Create and manage collection of metrics to run evals on test cases, traces, spans, and threads
Update metric collections to match your use case

Datasets

Store and manage golden datasets for consistent testing
Pull datasets to be used for evaluation, for both single and multi-turn use cases

Evaluation

Run create test runs on list of test cases
Get detailed scoring and feedback on model performance

Tracing

Track and analyze your AI’s execution workflow
Get full visibility into LLM calls and component interactions

Prompt

Manage and version prompt templates programmatically
Track prompt performance and iterate on improvements

Annotations

Add human feedback and annotations to evaluation results
Create feedback loops for continuous model improvement

FAQs

How is the Evals API different from DeepEval?

The Evals API provides more low-level control over the DeepEval client and provide benefits that DeepEval alone doesn’t offer:

Managed Infrastructure: Serverless evaluations on our managed servers, error handling for metric failures and retries, cost management and billing optimization, automatic scaling based on evaluation volume.

Platform Dashboard: Visual results for each customer dataset, historical tracking and trends, team collaboration features, custom analytics dashboards.

How is the Evals API different from using the platform?

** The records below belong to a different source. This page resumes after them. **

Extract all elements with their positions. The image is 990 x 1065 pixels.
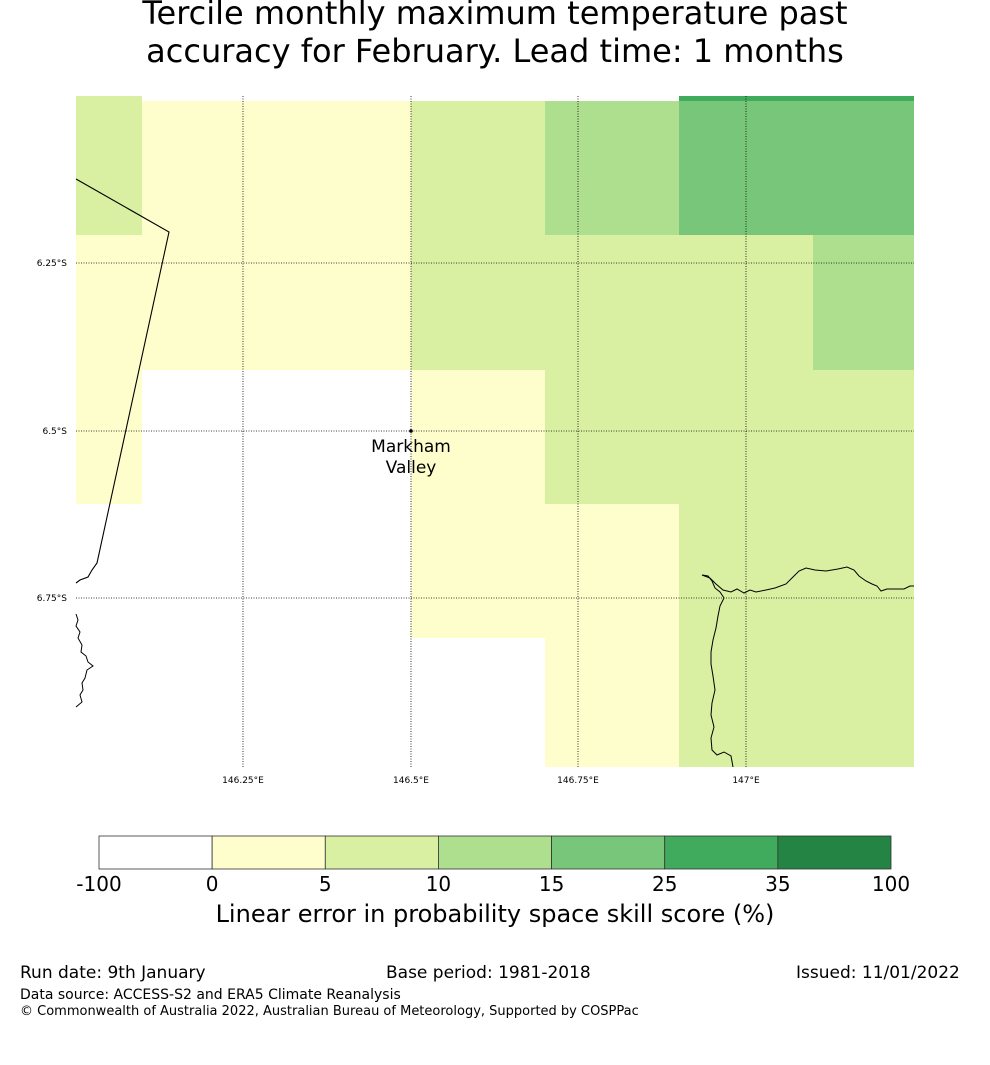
map-cell	[276, 504, 411, 638]
colorbar-label: Linear error in probability space skill …	[215, 900, 775, 928]
map-cell	[545, 370, 679, 504]
markham-valley-marker	[409, 429, 413, 433]
map-cell	[276, 101, 411, 235]
map-cell	[679, 235, 813, 370]
colorbar-swatch	[777, 835, 892, 870]
map-cell	[76, 101, 142, 235]
lon-label-146-75: 146.75°E	[557, 776, 599, 786]
location-label-line-1: Markham	[371, 437, 451, 457]
colorbar-tick-label: 0	[206, 872, 219, 896]
province-border	[75, 178, 170, 584]
map-cell	[411, 504, 545, 638]
colorbar-tick-label: 25	[652, 872, 677, 896]
map-grid-cells	[76, 101, 914, 767]
lat-label-6-5: 6.5°S	[42, 427, 67, 437]
colorbar-tick-label: 35	[765, 872, 790, 896]
map-cell	[679, 101, 813, 235]
map-cell	[679, 638, 813, 767]
map-cell	[411, 638, 545, 767]
copyright: © Commonwealth of Australia 2022, Austra…	[20, 1004, 639, 1019]
coastline-east-shore	[701, 566, 914, 594]
top-edge-strip	[679, 96, 914, 101]
colorbar-tick-label: 15	[539, 872, 564, 896]
chart-title: Tercile monthly maximum temperature past…	[0, 0, 990, 70]
colorbar-tick-label: 100	[872, 872, 910, 896]
skill-map: Markham Valley 146.25°E 146.5°E 146.75°E…	[37, 96, 914, 786]
coastline-east	[701, 574, 734, 768]
map-cell	[813, 370, 914, 504]
colorbar-tick-label: 5	[319, 872, 332, 896]
colorbar-swatch	[438, 835, 552, 870]
title-line-2: accuracy for February. Lead time: 1 mont…	[146, 32, 844, 70]
map-cell	[142, 504, 276, 638]
colorbar-swatch	[551, 835, 666, 870]
colorbar-boxes	[98, 835, 892, 870]
map-cell	[76, 370, 142, 504]
map-cell	[411, 370, 545, 504]
map-cell	[813, 504, 914, 638]
colorbar-ticks: -100 0 5 10 15 25 35 100	[76, 872, 910, 896]
data-source: Data source: ACCESS-S2 and ERA5 Climate …	[20, 987, 401, 1003]
base-period: Base period: 1981-2018	[386, 963, 591, 983]
coastline-west	[75, 613, 94, 708]
run-date: Run date: 9th January	[20, 963, 206, 983]
map-cell	[411, 235, 545, 370]
colorbar-tick-label: 10	[426, 872, 451, 896]
map-cell	[76, 235, 142, 370]
map-cell	[276, 235, 411, 370]
lat-label-6-75: 6.75°S	[37, 594, 68, 604]
colorbar-swatch	[98, 835, 213, 870]
map-cell	[545, 504, 679, 638]
location-label-line-2: Valley	[386, 458, 437, 478]
map-cell	[76, 504, 142, 638]
map-cell	[545, 235, 679, 370]
lon-label-146-25: 146.25°E	[222, 776, 264, 786]
lat-label-6-25: 6.25°S	[37, 259, 68, 269]
map-cell	[813, 235, 914, 370]
colorbar-swatch	[664, 835, 779, 870]
map-cell	[813, 638, 914, 767]
issued-date: Issued: 11/01/2022	[796, 963, 960, 983]
map-cell	[545, 101, 679, 235]
colorbar-swatch	[324, 835, 439, 870]
colorbar-tick-label: -100	[76, 872, 121, 896]
map-cell	[276, 370, 411, 504]
lon-label-146-5: 146.5°E	[393, 776, 429, 786]
map-cell	[545, 638, 679, 767]
lon-label-147: 147°E	[732, 776, 760, 786]
map-cell	[142, 101, 276, 235]
top-edge-strip-left	[76, 96, 142, 101]
map-cell	[142, 235, 276, 370]
map-cell	[411, 101, 545, 235]
title-line-1: Tercile monthly maximum temperature past	[142, 0, 848, 32]
map-cell	[813, 101, 914, 235]
map-cell	[76, 638, 142, 767]
map-cell	[142, 638, 276, 767]
map-cell	[276, 638, 411, 767]
colorbar-swatch	[211, 835, 326, 870]
map-cell	[142, 370, 276, 504]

The Evals API and platform serve different use cases in your LLM application development workflow:

Platform (Dashboard): Use when your engineering teams need to improve an LLM application. It provides visual test case creation, interactive evaluation results, team collaboration features, and built-in dashboards.

Evals API: Use when building an LLM application that needs to automate evaluations for different customers, run evaluations programmatically, build custom dashboards, integrate into existing workflows, or scale across multiple customer environments.

Both approaches use the same underlying evaluation engine, so you can start with the platform for development and use the API for production automation.

Who is this for?

Organizations that need to scale evaluations across multiple customers or environments while maintaining visibility into results.
Users that aren’t working with Python or Typescript. If users are working with either Python or Typescript, using DeepEval as your client library is highly recommended.